7月1日 パイレーツオブカリビアン 最後の海賊の公開日、ワクワクしながら映画館へ向かい字幕スーパー版を見ることにした。

一言で言うと期待はずれだった。

序盤にジャック海賊団が銀行強盗するシーンがあるのだがこれがとても長い、ヘンリーとカリーナ、ジャックの出会いも書かれているし、物凄く金をかけているシーンだろうし迫力もあって凄いのだが、ちょいと長すぎる。

そんなこんなで銀行強盗を失敗し仲間に見捨てられ、ヤケになりコンパスを酒と引き換えに手放すことから始まる。 ジャックがコンパスを手放したことによりコンパスの呪いで、その昔ジャックが謀殺したスペインの無敵艦「サイレントメアリー号」とそのクルーの封印が解けてしまったのだ。

ここで視聴者の皆はなぜ封印が解けたのか気になるが、最後になってもよくわからない。コンパスの呪いらしいが、どうもはっきりしない。

封印が解けた後、スペイン艦の艦長「キャプテンサラザール」は海賊を殺しまくる。だが、殺戮のほとんど省かれている上に、海賊と剣で斬り合い戦う訳でなく、復活後の唯一の、ジャックに関係ない海賊狩りのシーンでは船で押し潰して終わりという、微妙な感じのシーンしかない。というか全編を通して今作は斬り合いのシーンが少なすぎる、ラストシーンでさえ派手な斬り合いはない。

ここで、何故サラザールが海賊を殺しまくるのか理由を説明しておくと、どうやら祖父と父を海賊に殺されたためらしい。二度とこのような悲劇を生まないために海賊狩りをしていた訳だ。そこにジャックが現れ、サラザールをハメて魔の三角海域に誘導し、船を爆発させ殺した訳でジャックが恨まれる理由に妥当性しかない。
つまりサラザールはジャックの敵ではあるが、悪ではないのだ。

いままでの作品では、船長を裏切った一等航海士、仕事をサボってタコになった男、冷酷無比の最凶の海賊など悪が敵だったが、今作は違う。

サラザール悪くないやん と誰もが思ったはずである。
悪役なのに本質的な悪ではないというむず痒さがある。

そしてさらに残念なことにこいつらは意外にマヌケなのだ、こいつらは呪いのせいで不死身になっているが、陸に1ミリでも上がると一撃で蒸発してしまう。作中で幾度もクルーがミスで陸にでてしまい、「うぎゃあ!」とか言いながら蒸発するシーンははっきり言って可愛い。最期もかなりあっけない。

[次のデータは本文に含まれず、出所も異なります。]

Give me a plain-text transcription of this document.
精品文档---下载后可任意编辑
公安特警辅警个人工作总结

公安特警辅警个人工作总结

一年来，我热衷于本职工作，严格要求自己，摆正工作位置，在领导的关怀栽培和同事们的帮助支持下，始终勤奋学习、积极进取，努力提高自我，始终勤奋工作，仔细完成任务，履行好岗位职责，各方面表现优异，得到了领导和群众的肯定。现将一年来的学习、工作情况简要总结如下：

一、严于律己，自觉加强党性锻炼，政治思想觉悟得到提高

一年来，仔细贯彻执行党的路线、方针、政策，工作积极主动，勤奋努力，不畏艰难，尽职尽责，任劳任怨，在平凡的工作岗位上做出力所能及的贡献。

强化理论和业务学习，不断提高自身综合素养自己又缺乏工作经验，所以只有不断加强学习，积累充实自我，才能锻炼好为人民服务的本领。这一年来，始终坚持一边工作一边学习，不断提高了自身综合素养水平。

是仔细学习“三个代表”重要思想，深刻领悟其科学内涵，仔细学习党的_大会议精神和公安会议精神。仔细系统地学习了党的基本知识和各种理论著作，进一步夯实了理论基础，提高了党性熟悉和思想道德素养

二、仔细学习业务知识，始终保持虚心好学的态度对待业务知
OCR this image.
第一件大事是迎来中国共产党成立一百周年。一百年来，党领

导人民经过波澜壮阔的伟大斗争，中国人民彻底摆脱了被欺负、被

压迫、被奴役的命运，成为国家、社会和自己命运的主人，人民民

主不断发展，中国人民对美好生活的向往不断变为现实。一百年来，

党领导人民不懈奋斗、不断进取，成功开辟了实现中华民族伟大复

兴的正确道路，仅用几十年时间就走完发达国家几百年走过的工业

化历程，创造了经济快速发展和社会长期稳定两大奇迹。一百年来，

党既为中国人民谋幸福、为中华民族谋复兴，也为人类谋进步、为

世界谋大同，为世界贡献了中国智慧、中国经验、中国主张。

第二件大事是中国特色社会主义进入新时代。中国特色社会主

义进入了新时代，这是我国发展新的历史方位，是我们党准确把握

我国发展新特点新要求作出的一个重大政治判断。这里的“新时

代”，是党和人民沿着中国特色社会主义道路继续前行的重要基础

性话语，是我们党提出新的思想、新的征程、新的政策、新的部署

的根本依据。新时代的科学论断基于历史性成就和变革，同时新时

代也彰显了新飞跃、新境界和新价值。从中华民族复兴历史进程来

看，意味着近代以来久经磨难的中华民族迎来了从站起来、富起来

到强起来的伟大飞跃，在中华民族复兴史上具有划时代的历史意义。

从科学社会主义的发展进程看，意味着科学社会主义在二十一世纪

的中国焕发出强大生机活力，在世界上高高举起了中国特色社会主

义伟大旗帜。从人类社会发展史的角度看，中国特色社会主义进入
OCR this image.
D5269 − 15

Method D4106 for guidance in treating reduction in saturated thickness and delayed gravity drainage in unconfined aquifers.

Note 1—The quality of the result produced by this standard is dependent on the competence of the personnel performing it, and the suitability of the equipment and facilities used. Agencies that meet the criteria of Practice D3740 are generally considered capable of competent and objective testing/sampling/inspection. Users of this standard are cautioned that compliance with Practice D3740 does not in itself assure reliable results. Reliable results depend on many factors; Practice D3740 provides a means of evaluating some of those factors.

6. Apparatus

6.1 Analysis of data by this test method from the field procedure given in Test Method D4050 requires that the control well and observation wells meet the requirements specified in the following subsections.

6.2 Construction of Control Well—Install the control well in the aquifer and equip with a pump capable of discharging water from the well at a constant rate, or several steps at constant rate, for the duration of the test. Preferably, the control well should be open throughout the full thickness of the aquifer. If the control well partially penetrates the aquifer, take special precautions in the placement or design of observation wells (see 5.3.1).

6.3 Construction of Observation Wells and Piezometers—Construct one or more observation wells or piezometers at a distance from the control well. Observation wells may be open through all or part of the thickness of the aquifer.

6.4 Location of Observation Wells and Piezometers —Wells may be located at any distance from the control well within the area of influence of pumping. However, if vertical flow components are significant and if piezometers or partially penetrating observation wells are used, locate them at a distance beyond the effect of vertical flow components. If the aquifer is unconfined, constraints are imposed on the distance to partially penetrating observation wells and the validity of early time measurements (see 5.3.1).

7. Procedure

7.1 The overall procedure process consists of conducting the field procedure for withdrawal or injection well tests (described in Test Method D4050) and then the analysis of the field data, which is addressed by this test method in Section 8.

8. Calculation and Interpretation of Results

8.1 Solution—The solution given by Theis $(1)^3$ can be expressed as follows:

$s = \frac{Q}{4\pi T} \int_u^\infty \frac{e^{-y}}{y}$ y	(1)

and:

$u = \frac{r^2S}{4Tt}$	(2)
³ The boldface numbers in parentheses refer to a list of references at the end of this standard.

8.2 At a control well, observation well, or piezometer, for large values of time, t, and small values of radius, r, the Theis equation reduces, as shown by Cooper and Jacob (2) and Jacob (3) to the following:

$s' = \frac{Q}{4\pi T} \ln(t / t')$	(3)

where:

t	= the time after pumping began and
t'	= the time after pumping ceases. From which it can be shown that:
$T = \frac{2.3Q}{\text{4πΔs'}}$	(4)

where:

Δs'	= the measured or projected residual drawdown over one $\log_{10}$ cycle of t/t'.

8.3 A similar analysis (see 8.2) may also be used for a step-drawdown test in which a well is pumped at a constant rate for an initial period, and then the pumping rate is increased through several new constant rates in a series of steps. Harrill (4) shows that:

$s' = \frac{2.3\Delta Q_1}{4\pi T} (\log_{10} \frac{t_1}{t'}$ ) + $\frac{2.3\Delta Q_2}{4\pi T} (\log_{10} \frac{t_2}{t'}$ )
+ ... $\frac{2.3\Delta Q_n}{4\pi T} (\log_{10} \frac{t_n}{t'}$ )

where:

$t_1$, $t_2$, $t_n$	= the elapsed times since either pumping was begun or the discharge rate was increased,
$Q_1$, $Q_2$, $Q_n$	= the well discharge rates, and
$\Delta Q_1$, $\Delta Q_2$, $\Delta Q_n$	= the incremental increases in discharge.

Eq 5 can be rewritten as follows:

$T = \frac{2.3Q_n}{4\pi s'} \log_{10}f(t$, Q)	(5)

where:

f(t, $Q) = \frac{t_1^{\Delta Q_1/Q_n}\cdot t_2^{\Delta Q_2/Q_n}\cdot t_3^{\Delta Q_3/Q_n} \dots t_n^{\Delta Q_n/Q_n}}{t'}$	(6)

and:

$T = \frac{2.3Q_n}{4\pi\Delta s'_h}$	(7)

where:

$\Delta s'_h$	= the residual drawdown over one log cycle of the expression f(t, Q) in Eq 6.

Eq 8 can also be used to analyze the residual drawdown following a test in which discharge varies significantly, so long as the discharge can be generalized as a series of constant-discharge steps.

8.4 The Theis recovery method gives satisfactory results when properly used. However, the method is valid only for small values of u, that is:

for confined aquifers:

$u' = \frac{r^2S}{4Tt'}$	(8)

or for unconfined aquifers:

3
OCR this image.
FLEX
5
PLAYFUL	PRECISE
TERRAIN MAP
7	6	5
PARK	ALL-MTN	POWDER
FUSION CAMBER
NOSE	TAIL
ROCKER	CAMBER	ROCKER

パイレーツオブカリビアン史上最も悪役じゃない上に可愛い悪役である。


さて、この後はカリーナが実はバルボッサの娘だった、とかいう衝撃の事実が明かされるシーンがある。
バルボッサの生存フラグキターっ!、安心して観れる!と思った貴方残念、バルボッサはラストシーンで死んでしまう。カリーナとバルボッサの家族描写がクソ薄いのに最後にカリーナを助けるためバルボッサが死ぬシーンはあまり感情移入ができない。あーんバル様が死んだ!、みたいな感じになりはするが感動はしない、1作目から登場し、かつ人気もかなり高いバルボッサのあっけない死は悲しすぎる。



本筋のポセイドンの槍について全く書いていなかったので書いておくと、結論から言ってポセイドンの槍を破壊すると全ての呪いがとける。

フライングダッチマンの呪いも、サイレントメアリー号の呪いも、ジャックのコンパスの呪いも、その他数多の呪いも全てだ。

だがこれで全て終わってしまうのか、と思ったのはエンドロール後の映像をみるまでだった。

エンドロール後の追加映像では呪いが解けたウィルとエリザベスがベッドで寝ているときにデイヴィージョーンズのシルエットが2人に近づき、ハサミを振り下ろそうとしたときにウィルが飛び起きて、夢オチか、というシーンがある、しかしその後カメラは床にアングルが向けられる。床にはまだ水が付いたフジツボが転がっている。 ここで映画は終わる。
はっきり言って 意味がわからないが、デイヴィージョーンズが復活し、再びジャックの敵になるかもしれない、つまり続編があるかもしれない、ということだけはわかった。